一个人要去旅游。给你n个城市和m条道路。其中有h个城市必须在那里打工。打工的话必须办证。办证要花掉d[i]的钱币。但是有c[i]的工资。每条道路都需花费一定的钱币。告诉你他的初始钱币数。问他能否将这h个城市都工作完。

思路:

y由于h的范围比较小。可以状态压缩。考虑经过的情况直接可以用floyd求出两个城市间的最小花费。然后就是典型的TSP了。

详细见代码：

#include<iostream>
#include<string.h>
#include<cstdio>
const int INF=0x3f3f3f3f;
using namespace std;
int dp[105][1<<16];
int dis[105][105];
int C[150],D[150],id[150];
int n,m,h,mon;
void floyd()
{
    for (int k=1;k<=n;k++)
        for (int i=1;i<=n;i++)
            for (int j=1;j<=n;j++)
                dis[i][j]=min(dis[i][j],dis[i][k]+dis[k][j]);
}
int main()
{
    int t,i,j,u,v,w,lim,ns,s,ans;
    scanf("%d",&t);
    while (t--)
    {
        memset(dis,0x3f,sizeof dis);
        scanf("%d%d%d",&n,&m,&mon);
        for(i=0;i<m;i++)
        {
            scanf("%d%d%d",&u,&v,&w);
            dis[u][v]=dis[v][u]=min(dis[u][v],w);//习惯性的就判重了。

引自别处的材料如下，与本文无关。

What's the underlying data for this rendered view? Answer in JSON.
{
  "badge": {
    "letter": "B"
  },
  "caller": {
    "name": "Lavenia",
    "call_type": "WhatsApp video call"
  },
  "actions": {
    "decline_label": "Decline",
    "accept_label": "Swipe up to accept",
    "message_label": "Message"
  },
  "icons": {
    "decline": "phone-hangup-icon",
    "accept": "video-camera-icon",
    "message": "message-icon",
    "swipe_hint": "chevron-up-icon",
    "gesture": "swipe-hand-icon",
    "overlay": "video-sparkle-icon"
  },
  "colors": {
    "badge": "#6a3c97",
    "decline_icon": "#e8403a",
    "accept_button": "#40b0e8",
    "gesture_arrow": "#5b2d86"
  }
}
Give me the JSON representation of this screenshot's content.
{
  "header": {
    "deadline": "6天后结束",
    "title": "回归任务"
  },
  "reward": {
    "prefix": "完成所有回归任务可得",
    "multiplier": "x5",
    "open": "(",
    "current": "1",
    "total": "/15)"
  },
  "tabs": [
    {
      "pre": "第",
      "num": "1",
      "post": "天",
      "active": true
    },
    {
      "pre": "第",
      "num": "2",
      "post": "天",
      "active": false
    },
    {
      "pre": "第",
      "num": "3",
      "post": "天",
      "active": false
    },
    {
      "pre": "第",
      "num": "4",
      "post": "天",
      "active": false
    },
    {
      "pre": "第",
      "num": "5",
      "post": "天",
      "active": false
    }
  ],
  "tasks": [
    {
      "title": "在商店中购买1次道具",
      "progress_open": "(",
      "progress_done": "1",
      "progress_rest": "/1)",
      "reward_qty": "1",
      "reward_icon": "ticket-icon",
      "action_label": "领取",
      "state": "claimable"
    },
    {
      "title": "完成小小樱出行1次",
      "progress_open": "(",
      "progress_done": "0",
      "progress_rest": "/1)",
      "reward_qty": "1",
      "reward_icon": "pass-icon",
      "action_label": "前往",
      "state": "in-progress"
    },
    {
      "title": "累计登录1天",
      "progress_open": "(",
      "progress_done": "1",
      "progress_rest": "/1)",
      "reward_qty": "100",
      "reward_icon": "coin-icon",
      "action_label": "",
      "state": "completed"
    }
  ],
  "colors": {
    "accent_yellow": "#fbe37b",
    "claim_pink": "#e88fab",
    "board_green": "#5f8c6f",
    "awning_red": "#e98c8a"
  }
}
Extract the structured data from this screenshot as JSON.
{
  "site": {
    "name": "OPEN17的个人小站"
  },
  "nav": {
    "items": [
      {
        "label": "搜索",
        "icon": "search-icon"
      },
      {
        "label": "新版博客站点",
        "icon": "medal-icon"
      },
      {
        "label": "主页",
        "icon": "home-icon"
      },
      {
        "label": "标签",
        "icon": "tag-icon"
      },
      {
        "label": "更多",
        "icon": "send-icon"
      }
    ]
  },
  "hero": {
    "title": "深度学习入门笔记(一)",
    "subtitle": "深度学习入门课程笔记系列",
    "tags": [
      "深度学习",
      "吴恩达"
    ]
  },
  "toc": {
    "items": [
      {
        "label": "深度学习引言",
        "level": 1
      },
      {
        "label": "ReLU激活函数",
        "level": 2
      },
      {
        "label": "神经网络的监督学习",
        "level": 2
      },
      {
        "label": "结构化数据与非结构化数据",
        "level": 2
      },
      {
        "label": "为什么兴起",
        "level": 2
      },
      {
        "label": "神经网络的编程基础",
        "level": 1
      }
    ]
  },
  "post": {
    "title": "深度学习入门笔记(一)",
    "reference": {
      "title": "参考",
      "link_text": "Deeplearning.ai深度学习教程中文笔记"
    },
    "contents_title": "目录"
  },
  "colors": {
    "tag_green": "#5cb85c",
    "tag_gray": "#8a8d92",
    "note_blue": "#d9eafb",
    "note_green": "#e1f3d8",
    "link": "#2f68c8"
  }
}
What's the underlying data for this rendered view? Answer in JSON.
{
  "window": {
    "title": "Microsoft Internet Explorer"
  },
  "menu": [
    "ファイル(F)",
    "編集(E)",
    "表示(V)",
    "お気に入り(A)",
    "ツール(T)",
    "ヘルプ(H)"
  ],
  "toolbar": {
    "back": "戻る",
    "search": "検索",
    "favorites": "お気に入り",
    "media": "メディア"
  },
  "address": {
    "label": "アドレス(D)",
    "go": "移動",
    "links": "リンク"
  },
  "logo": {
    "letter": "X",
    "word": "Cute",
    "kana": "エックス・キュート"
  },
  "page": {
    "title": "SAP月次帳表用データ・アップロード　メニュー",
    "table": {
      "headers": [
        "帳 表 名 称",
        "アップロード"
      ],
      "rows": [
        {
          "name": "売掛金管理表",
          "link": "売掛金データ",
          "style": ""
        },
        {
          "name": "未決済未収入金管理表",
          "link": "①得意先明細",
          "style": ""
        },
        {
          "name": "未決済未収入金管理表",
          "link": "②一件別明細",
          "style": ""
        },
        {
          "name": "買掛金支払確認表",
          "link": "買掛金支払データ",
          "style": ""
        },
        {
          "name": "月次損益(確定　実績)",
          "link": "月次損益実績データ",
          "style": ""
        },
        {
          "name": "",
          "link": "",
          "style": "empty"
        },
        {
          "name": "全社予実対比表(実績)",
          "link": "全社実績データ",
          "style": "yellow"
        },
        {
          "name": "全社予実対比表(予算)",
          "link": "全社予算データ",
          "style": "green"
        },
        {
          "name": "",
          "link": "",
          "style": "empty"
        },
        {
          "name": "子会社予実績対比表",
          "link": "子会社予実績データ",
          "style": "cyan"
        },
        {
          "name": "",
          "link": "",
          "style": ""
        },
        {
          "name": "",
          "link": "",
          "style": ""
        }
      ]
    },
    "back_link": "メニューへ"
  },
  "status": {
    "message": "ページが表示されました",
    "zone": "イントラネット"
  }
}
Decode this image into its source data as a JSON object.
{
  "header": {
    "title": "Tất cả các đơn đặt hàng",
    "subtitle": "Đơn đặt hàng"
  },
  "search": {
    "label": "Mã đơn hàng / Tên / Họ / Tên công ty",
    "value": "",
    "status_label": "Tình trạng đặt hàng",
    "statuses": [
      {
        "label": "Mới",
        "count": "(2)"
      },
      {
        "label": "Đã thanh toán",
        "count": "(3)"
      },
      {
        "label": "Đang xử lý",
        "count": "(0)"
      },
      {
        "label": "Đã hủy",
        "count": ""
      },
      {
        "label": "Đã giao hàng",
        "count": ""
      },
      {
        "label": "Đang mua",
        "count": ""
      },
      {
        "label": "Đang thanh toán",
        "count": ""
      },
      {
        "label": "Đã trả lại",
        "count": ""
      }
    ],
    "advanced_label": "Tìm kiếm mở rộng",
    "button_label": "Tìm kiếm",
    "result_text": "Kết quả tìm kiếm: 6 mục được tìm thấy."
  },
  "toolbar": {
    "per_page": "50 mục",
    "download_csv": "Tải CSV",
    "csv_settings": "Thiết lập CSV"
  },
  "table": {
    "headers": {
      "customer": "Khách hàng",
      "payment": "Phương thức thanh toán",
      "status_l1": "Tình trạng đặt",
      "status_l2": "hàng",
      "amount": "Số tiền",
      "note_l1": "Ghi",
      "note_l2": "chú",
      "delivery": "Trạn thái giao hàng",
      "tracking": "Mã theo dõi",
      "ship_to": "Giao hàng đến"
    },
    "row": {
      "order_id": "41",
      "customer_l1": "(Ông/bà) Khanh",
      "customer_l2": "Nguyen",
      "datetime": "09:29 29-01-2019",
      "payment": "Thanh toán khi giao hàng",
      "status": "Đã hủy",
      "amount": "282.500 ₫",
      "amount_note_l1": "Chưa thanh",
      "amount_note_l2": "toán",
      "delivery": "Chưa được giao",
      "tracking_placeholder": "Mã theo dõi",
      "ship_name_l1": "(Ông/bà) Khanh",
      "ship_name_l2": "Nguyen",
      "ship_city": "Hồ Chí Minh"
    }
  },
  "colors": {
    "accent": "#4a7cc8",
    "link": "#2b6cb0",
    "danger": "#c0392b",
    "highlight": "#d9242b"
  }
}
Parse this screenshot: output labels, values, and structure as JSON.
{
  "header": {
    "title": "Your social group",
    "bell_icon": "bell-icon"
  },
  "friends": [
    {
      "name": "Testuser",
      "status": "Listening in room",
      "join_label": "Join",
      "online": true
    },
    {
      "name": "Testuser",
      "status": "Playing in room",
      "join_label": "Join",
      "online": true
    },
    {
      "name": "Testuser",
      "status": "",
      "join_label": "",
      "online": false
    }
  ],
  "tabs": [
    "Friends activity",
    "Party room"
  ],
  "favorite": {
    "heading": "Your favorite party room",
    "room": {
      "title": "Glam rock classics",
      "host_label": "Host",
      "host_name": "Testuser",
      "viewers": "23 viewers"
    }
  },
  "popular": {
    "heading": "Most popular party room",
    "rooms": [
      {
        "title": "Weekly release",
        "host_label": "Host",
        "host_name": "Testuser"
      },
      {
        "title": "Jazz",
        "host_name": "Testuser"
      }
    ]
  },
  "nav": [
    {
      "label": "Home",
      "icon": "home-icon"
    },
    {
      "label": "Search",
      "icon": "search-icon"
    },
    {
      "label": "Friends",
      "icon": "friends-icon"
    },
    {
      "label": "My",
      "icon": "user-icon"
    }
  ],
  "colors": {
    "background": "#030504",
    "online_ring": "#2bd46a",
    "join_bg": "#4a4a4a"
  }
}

据说这题还真有重边
        }
        for(i=1;i<=n;i++)
            dis[i][i]=0;
        floyd();
        scanf("%d",&h);
        for(i=1;i<=h;i++)
            scanf("%d%d%d",&id[i],&C[i],&D[i]);//异常2B。开始后面把id[i]和i混为一谈了
        memset(dp,0xcf,sizeof dp);
        dp[1][0]=mon;
        for(i=1;i<=h;i++)
        {
            v=id[i];
            if(dp[1][0]>=D[i]+dis[1][v])
            {
                ns=1<<(i-1);
                dp[v][ns]=dp[1][0]-D[i]-dis[1][v]+C[i];//只有距离才用还原到原标号
            }
        }
        lim=1<<h;
        for(s=0;s<lim;s++)
        {
            for(i=1;i<=h;i++)//开始2B了。套了两个n果断超时了。
            {
                u=id[i];//其实直接考虑必须工作的城市就行了.因为最后还是会到必须到的城市
                if(dp[u][s]<0||!(s&(1<<(i-1))))//保证状态有效
                    continue;
                for(j=1;j<=h;j++)
                {
                    v=id[j];
                    if(!(s&(1<<(j-1))))
                    {
                        ns=s|(1<<(j-1));
                        if(dp[u][s]>=D[j]+dis[u][v])
                            dp[v][ns]=max(dp[v][ns],dp[u][s]-D[j]-dis[u][v]+C[j]);
                    }
                }
            }
        }
        ans=-INF;
        for(i=1;i<=h;i++)
        {
            u=id[i];
            ans=max(ans,dp[u][lim-1]-dis[u][1]);
        }
        if(ans>=0)
            printf("YES\n");
        else
            printf("NO\n");
    }
    return 0;
}